Mesenteric cyst is a rare intra-abdominal tumor with prevalence of about 1:20,000 in pediatric age group. Chylolymphatic cysts are rare variants of mesenteric cysts; they account for 3 to 9.2% of all pediatric lymphangiomas [2].

They are benign cystic pathology lined with a thin endothelium or mesothelium that occurred due to gross proliferation of isolated or ectopic lymphatics in mesentery that lack communication with the rest of the lymphatic system. The accumulation in these channels results from an imbalance between the inflow and outflow of fluid [1]. They can occur in any part of the mesentery of the gastrointestinal tract but most commonly are localized in the mesentery of the small intestine, large intestine, and retroperitoneum. They can be single or multiple and unilocular or multilocular and can have serous, chylous, hemorrhagic, or mixed fluid [4]. Our case had a single multilocular chylolymphatic cyst in the mesentery of proximal jejunum.
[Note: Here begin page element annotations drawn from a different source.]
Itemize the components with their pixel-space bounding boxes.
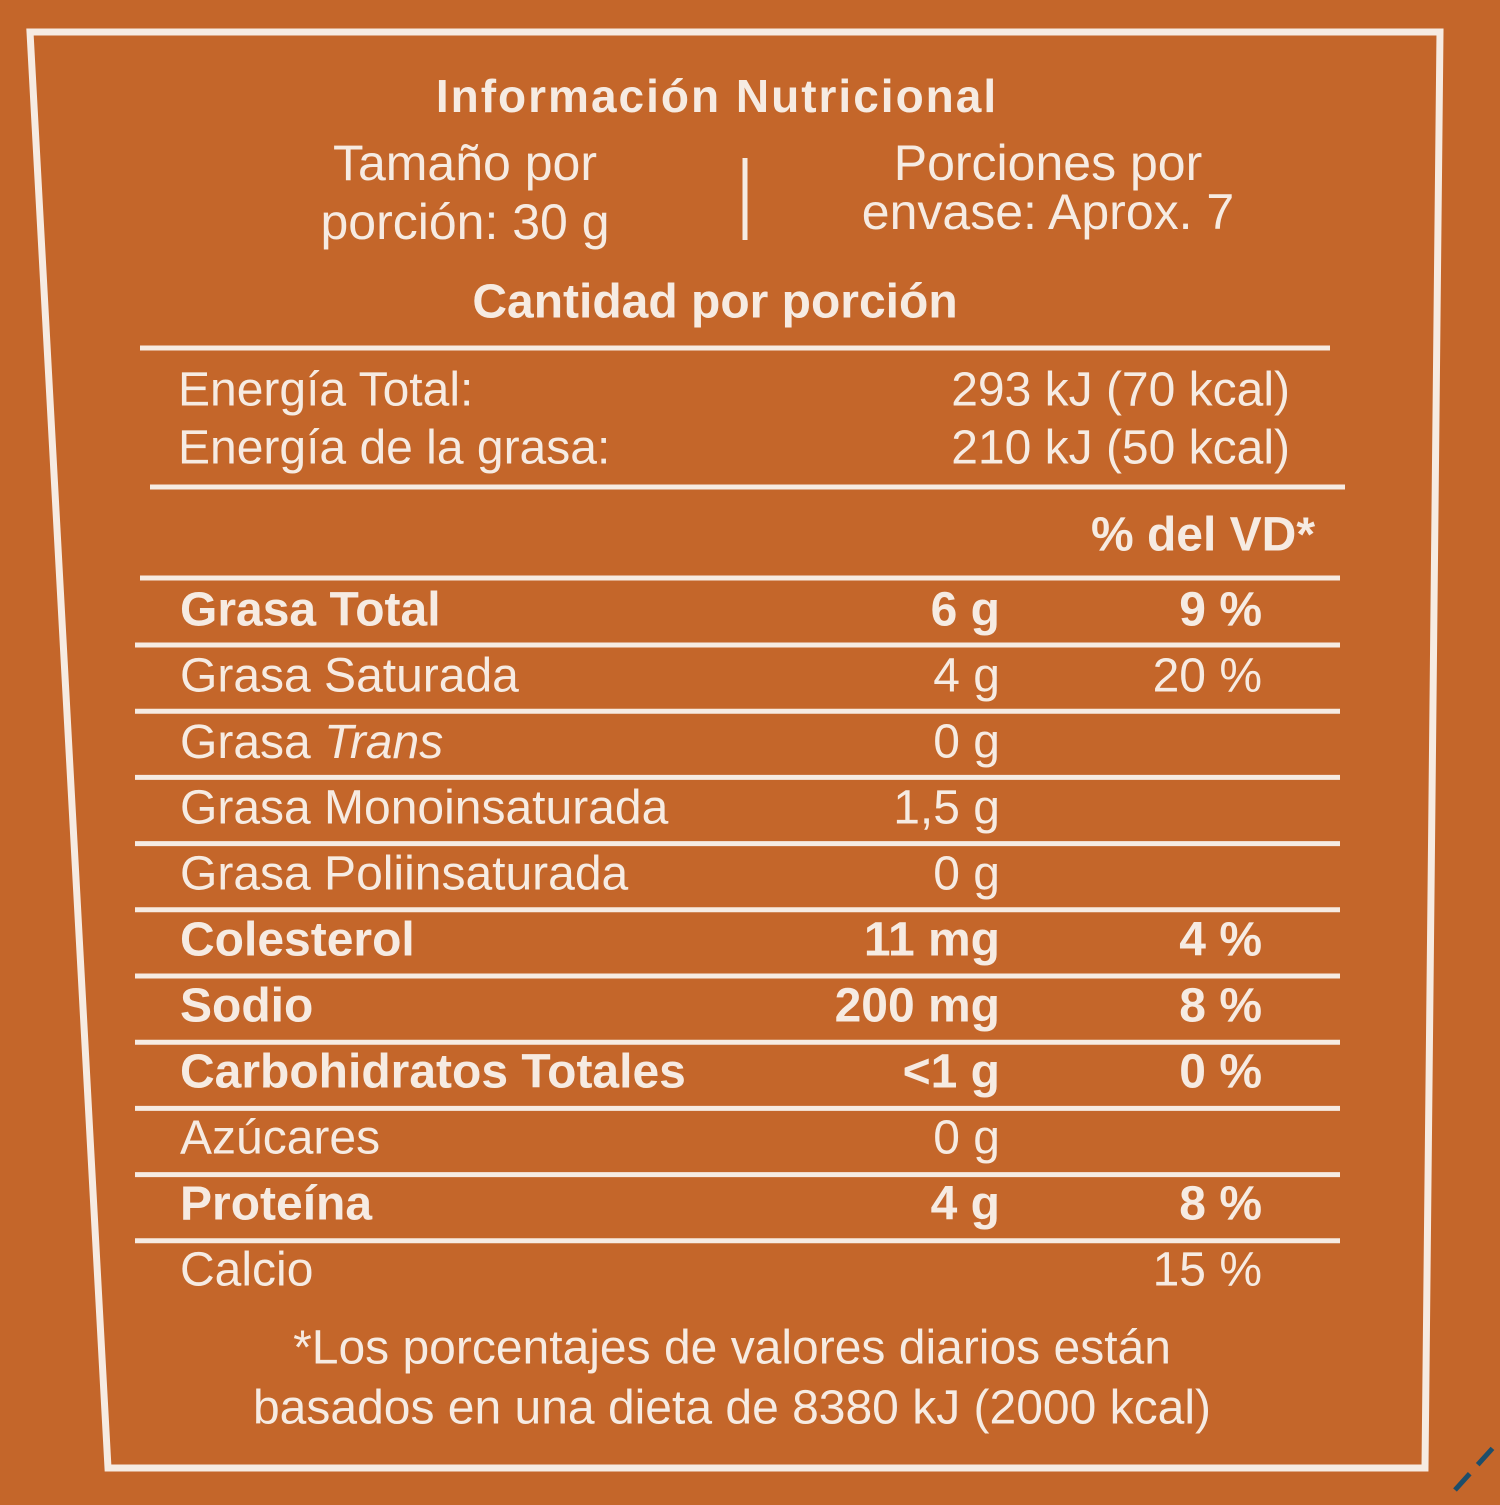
energy-label: Energía Total:: [178, 364, 473, 417]
servings: Porciones por: [894, 135, 1203, 191]
nutrient-label: Azúcares: [180, 1112, 380, 1165]
nutrient-dv: 8 %: [1179, 980, 1262, 1033]
amount-heading: Cantidad por porción: [472, 276, 957, 329]
nutrient-amount: 0 g: [933, 1112, 1000, 1165]
nutrient-dv: 8 %: [1179, 1178, 1262, 1231]
nutrient-amount: 6 g: [931, 584, 1000, 637]
nutrient-label: Grasa Total: [180, 584, 441, 637]
nutrient-label: Sodio: [180, 980, 313, 1033]
energy-value: 210 kJ (50 kcal): [951, 422, 1290, 475]
nutrient-dv: 20 %: [1153, 650, 1262, 703]
nutrient-label: Proteína: [180, 1178, 372, 1231]
serving-size: porción: 30 g: [320, 194, 609, 250]
nutrient-dv: 15 %: [1153, 1244, 1262, 1297]
dv-heading: % del VD*: [1091, 509, 1315, 562]
nutrient-label: Grasa Trans: [180, 716, 443, 769]
decorative-dash: [1453, 1438, 1500, 1492]
energy-value: 293 kJ (70 kcal): [951, 364, 1290, 417]
nutrient-label: Grasa Saturada: [180, 650, 519, 703]
nutrient-amount: 0 g: [933, 848, 1000, 901]
nutrient-label: Carbohidratos Totales: [180, 1046, 686, 1099]
servings: envase: Aprox. 7: [862, 184, 1234, 240]
nutrient-label: Grasa Poliinsaturada: [180, 848, 629, 901]
footnote: *Los porcentajes de valores diarios está…: [293, 1322, 1171, 1375]
nutrient-label: Colesterol: [180, 914, 415, 967]
nutrient-dv: 4 %: [1179, 914, 1262, 967]
frame: [26, 28, 1444, 1472]
nutrient-label: Grasa Monoinsaturada: [180, 782, 669, 835]
nutrient-amount: 1,5 g: [893, 782, 1000, 835]
nutrient-dv: 9 %: [1179, 584, 1262, 637]
nutrient-amount: 4 g: [933, 650, 1000, 703]
nutrient-label-italic: Trans: [324, 716, 443, 769]
footnote: basados en una dieta de 8380 kJ (2000 kc…: [253, 1382, 1211, 1435]
energy-label: Energía de la grasa:: [178, 422, 610, 475]
nutrient-amount: <1 g: [903, 1046, 1000, 1099]
nutrient-dv: 0 %: [1179, 1046, 1262, 1099]
title: Información Nutricional: [436, 70, 998, 122]
serving-size: Tamaño por: [333, 135, 597, 191]
nutrient-amount: 0 g: [933, 716, 1000, 769]
nutrient-label-text: Grasa: [180, 716, 311, 769]
nutrient-amount: 11 mg: [864, 914, 1000, 967]
nutrient-amount: 4 g: [931, 1178, 1000, 1231]
nutrient-amount: 200 mg: [835, 980, 1000, 1033]
nutrient-label: Calcio: [180, 1244, 313, 1297]
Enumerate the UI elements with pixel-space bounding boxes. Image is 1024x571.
Based on their etiology, Beahrs et al. [2] classified mesenteric cysts into embryonic or developmental, traumatic, or acquired, neoplastic, or non-neoplastic and infective or degenerative. Based on their contents, mesenteric cysts can be divided into serous, chylous, hemorrhagic, and chylolymphatic cyst. Regarding pathology, mesenteric cysts are classified into four types including type 1 (pedicled) and type 2 (sessile), which are limited to the mesentery, hence can be excised completely with or without resection of the involved gut. Type 3 and type 4 are multicentric, so they require complex surgery and often sclerotherapy because of their extension into retroperitoneum [3]. This case is type 2 (sessile) chylolymphatic cyst.

Most of mesenteric cysts may present as asymptomatic abdominal mass or incidental finding on imaging or laparotomy for other abdominal conditions. In rare occasions, mesenteric cysts may cause acute abdomen from cyst rupture, infection, hemorrhage, intestinal obstruction, and volvulus [5]. In our case, a large chylolymphatic cyst presented as acute intestinal obstruction.

Preoperative diagnosis of mesenteric cyst in most cases is difficult as they have no definite characteristic features. Abdominal ultrasound which is the imaging modality of choice can reveal mesenteric cysts as cystic tumors [6]. Plain X-ray abdomen may show gasless, homogenous mass displacing bowel loops. Multiple air fluid levels may be seen in erect film [5]. Computed tomography can be also used to confirm the diagnosis [3]. In our case, preoperative plain radiograph revealed multiple air fluid levels due to compression and inflammatory adhesion caused by a large multilocular chylolymphatic cyst. Postoperative diagnosis is confirmed with histopathology, which can differentiate the chylolymphatic cyst from other mesenteric cysts [3].

Surgical removal of the cyst is the standard treatment for chylolymphatic cysts. The cyst is removed along with the adjacent bowel loop. Enucleation and cyst drainage were two more techniques mentioned [7]. We just remove the cyst in our case.